Us vs. the Apocalypse

Jun 02, 2013 08:38

Title: Dispatcher
Word Count: 497



Everything you are has condensed into this moment.

You are the turmoil in the tentative balance between the apocalyptic earth and the unreachable, boundless heaven, a wraith of armor and steel. Your sweat, your blood, your battered weaponry - these are the ammunition in what can only be described as a battle against the inevitable, because the world has ended and so have you, really. You just haven't accepted it, yet.

And in this moment you are at your finest, proud and defiant, wiping from existence the festering dead as they close in, a ring of tormented souls that run or walk depending on the lividity of their tired limbs. You put them down the way a farmer might a downed beast of burden, a casually affectionate bullet to the head, a tinge of regret but far too much to do to waste time on sorrow. You, after all, shed your sorrow with your street clothes, left it crumpled and wrinkling in a dented locker, something for you to throw on when you get home and wash the stink of your deeds from your skin.

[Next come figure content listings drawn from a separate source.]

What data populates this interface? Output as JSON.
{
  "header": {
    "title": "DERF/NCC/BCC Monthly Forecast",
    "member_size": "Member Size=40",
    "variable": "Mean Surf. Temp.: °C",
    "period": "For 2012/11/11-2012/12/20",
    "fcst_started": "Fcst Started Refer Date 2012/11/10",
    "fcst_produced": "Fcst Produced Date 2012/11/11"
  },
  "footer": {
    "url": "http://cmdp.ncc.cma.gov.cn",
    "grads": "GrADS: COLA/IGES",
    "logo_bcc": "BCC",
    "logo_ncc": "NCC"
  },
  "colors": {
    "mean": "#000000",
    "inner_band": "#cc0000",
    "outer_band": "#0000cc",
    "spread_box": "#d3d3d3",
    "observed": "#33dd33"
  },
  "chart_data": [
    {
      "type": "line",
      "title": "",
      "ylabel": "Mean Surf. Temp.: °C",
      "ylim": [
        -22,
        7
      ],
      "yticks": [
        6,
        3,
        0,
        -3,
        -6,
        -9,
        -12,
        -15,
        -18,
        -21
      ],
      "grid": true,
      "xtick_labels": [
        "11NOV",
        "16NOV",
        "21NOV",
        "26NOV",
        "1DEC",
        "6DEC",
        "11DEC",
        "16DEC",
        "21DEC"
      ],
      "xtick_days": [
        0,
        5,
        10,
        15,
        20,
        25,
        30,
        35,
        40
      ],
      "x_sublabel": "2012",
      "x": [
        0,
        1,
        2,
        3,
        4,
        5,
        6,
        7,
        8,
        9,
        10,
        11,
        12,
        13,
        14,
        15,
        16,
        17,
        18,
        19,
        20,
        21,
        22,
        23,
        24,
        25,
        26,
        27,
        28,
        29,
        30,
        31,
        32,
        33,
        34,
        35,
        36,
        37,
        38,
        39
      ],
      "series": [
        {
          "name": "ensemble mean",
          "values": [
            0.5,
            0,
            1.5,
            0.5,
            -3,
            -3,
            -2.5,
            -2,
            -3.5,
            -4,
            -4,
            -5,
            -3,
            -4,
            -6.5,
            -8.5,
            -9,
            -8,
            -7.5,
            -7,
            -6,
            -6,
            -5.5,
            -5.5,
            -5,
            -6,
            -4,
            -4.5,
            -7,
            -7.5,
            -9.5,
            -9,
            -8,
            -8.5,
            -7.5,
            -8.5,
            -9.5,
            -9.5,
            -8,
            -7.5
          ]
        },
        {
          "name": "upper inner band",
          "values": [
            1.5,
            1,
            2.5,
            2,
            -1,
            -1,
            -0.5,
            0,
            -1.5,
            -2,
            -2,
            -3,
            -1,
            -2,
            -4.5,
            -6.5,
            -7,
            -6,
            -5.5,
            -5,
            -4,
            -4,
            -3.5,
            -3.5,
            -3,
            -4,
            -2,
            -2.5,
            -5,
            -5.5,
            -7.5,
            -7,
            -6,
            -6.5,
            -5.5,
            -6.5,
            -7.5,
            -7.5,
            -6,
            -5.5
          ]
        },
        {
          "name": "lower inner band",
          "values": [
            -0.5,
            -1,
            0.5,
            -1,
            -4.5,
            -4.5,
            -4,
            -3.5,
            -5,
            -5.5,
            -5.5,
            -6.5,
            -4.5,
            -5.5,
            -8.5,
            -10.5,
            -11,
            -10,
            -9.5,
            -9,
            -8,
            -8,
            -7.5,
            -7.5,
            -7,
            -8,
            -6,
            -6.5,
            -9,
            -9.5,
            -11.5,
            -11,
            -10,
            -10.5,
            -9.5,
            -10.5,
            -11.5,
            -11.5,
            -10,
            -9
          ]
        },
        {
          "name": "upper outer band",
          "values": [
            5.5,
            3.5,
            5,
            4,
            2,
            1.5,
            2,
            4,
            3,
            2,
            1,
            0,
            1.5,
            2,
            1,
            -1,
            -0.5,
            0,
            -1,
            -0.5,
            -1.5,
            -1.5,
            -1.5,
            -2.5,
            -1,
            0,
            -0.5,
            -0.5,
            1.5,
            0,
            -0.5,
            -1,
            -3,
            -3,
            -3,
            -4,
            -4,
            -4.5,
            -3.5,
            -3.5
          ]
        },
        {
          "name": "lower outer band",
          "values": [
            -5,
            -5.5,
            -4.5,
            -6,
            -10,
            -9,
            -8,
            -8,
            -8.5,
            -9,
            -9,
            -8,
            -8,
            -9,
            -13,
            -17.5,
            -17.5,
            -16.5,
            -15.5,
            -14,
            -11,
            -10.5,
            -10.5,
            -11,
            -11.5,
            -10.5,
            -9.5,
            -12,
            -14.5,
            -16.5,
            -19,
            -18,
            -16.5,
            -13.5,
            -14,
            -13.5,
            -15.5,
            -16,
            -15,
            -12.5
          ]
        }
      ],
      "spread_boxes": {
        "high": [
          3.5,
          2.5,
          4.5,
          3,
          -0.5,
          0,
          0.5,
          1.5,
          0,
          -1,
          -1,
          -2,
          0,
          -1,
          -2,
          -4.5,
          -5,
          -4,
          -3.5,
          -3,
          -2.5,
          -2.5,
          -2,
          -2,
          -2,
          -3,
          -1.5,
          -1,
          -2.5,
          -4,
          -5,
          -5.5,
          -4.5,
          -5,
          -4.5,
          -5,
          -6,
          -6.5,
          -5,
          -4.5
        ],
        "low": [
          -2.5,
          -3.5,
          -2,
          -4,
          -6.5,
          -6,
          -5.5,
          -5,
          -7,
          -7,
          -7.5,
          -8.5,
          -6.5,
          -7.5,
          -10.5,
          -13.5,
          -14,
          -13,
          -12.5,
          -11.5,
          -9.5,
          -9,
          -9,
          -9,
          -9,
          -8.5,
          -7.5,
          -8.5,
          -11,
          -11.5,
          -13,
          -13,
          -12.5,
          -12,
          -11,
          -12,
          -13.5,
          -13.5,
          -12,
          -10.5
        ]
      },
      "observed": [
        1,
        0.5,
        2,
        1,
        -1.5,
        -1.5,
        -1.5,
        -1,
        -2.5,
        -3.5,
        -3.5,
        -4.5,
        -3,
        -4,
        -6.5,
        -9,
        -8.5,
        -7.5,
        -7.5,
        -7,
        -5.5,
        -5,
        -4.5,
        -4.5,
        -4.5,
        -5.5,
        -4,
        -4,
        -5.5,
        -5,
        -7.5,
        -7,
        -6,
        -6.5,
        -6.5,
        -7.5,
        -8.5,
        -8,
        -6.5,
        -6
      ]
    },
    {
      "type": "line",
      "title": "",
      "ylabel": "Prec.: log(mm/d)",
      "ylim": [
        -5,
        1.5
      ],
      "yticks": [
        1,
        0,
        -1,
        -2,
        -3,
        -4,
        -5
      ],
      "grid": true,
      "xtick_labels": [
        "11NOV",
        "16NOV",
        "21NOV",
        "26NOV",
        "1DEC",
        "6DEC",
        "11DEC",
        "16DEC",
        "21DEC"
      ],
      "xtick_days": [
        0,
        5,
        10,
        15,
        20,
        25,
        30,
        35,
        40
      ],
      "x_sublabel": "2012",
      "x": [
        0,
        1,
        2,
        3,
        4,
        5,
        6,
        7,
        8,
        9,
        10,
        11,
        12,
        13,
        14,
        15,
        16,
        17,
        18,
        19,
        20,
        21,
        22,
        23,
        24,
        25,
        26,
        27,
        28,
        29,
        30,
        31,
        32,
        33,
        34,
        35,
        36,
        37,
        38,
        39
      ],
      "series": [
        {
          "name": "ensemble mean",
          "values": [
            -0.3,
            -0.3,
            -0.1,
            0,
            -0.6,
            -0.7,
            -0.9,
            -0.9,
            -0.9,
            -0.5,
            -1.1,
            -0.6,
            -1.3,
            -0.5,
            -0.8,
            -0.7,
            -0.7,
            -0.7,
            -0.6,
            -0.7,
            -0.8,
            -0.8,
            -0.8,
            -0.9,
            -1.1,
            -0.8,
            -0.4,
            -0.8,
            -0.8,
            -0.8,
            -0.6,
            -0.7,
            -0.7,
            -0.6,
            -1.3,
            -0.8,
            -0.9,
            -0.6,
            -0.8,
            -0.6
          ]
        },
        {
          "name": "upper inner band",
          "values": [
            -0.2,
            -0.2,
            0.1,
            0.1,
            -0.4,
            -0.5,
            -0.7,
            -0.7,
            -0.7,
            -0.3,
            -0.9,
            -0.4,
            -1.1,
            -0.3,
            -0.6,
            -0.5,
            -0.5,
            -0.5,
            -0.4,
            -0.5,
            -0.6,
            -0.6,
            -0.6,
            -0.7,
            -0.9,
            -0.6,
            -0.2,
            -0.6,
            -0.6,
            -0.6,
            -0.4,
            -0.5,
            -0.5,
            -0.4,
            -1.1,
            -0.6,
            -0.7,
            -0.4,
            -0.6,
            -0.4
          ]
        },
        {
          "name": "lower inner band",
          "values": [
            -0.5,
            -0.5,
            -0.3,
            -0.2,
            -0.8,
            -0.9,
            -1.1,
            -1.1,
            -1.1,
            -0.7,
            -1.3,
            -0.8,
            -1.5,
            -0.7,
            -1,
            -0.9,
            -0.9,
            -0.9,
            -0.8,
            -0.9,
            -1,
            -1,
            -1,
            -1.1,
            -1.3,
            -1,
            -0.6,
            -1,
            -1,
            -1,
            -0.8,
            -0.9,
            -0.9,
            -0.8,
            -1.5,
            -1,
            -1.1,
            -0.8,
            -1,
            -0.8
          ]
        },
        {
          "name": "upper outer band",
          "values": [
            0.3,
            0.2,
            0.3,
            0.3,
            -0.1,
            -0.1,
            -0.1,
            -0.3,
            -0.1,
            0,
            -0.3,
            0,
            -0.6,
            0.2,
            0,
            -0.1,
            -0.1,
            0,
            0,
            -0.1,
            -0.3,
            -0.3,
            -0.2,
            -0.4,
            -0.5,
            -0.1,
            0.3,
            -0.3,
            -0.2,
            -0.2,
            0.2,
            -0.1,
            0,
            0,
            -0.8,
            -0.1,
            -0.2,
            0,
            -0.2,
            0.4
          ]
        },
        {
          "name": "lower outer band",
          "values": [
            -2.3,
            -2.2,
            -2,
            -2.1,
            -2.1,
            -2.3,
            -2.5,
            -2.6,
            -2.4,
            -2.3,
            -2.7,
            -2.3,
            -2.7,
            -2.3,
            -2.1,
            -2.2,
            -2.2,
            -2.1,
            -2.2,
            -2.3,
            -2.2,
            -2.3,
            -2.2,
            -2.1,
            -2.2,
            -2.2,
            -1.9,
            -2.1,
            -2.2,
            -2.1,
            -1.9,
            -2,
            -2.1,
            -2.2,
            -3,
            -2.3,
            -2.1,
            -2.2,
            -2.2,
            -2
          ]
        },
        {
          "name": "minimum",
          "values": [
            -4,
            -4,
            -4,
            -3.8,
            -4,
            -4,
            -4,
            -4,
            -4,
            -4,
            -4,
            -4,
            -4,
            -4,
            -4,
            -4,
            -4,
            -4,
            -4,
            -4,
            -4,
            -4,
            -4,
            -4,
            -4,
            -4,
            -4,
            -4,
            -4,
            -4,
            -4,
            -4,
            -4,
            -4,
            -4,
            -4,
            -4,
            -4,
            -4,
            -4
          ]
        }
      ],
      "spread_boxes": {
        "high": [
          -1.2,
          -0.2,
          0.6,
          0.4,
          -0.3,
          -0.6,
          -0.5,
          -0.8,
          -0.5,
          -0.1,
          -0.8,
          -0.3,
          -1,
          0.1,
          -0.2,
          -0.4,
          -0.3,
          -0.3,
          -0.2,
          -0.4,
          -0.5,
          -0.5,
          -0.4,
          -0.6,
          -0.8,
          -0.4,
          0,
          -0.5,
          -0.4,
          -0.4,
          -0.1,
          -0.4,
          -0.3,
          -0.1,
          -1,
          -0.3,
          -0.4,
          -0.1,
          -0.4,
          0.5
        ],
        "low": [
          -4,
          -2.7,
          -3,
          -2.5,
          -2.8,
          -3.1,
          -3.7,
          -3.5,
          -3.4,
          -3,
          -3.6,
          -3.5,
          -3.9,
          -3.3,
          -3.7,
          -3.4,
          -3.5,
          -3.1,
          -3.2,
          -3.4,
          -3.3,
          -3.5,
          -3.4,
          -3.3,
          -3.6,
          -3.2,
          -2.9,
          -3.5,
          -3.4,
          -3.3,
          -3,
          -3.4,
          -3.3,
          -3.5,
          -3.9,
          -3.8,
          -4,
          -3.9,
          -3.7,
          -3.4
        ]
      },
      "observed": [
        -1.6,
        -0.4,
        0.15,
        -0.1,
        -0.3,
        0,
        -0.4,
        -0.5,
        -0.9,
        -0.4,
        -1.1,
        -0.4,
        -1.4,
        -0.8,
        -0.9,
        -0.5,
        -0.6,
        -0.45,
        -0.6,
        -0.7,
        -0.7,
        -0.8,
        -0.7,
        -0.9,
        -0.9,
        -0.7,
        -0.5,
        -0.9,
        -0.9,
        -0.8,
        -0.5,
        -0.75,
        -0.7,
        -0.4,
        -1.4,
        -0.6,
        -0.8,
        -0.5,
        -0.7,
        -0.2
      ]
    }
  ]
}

Because it stings you to realize how similar you are to these wailing, tortured creatures. Like them, this transformation - from civilian to a vicious, yet entirely awkward killer - was an unwilling one. You have all been drafted into a war in which you did not wish to join, a war that most in this hellish encounter were born into. But you, you remember the days before the rapid sweep of fevers and illness across the country, the days when the grey-skinned once-woman barreling toward you may have been enjoying a walk through the park that once inhabited this very spot.

A chamber clicks empty and you reload with a half-practiced grace, dropping an empty clip to the ground. You feel it thump off the toe of your boot as you turn in a slow circle to pick off those that are closest, like the video games you once played with a little brother who has long since fallen, risen, and fallen again. It was your hand that sent him back to the earth, too, with the same tinge of regret, the careful removal of your emotions. The only difference was that he received the briefest of hesitations, a split-second in which you cried out your frustrations, demanded answers of a God you haven't believed in since the men of His word left you to rot in a cold, dark cell years ago.

No, it is not God that gives you liberation, now. It is not His grace that protects you, it is kevlar and steel and careful aim and the steady, concentrated pulse in your chest.

And a small part of you wonders that, should there be a judgment - perhaps minutes from now, because there's the brush of cold and clenching fingers on the back of your jacket - will it be enough of a separation, this quiet, muffled heartbeat.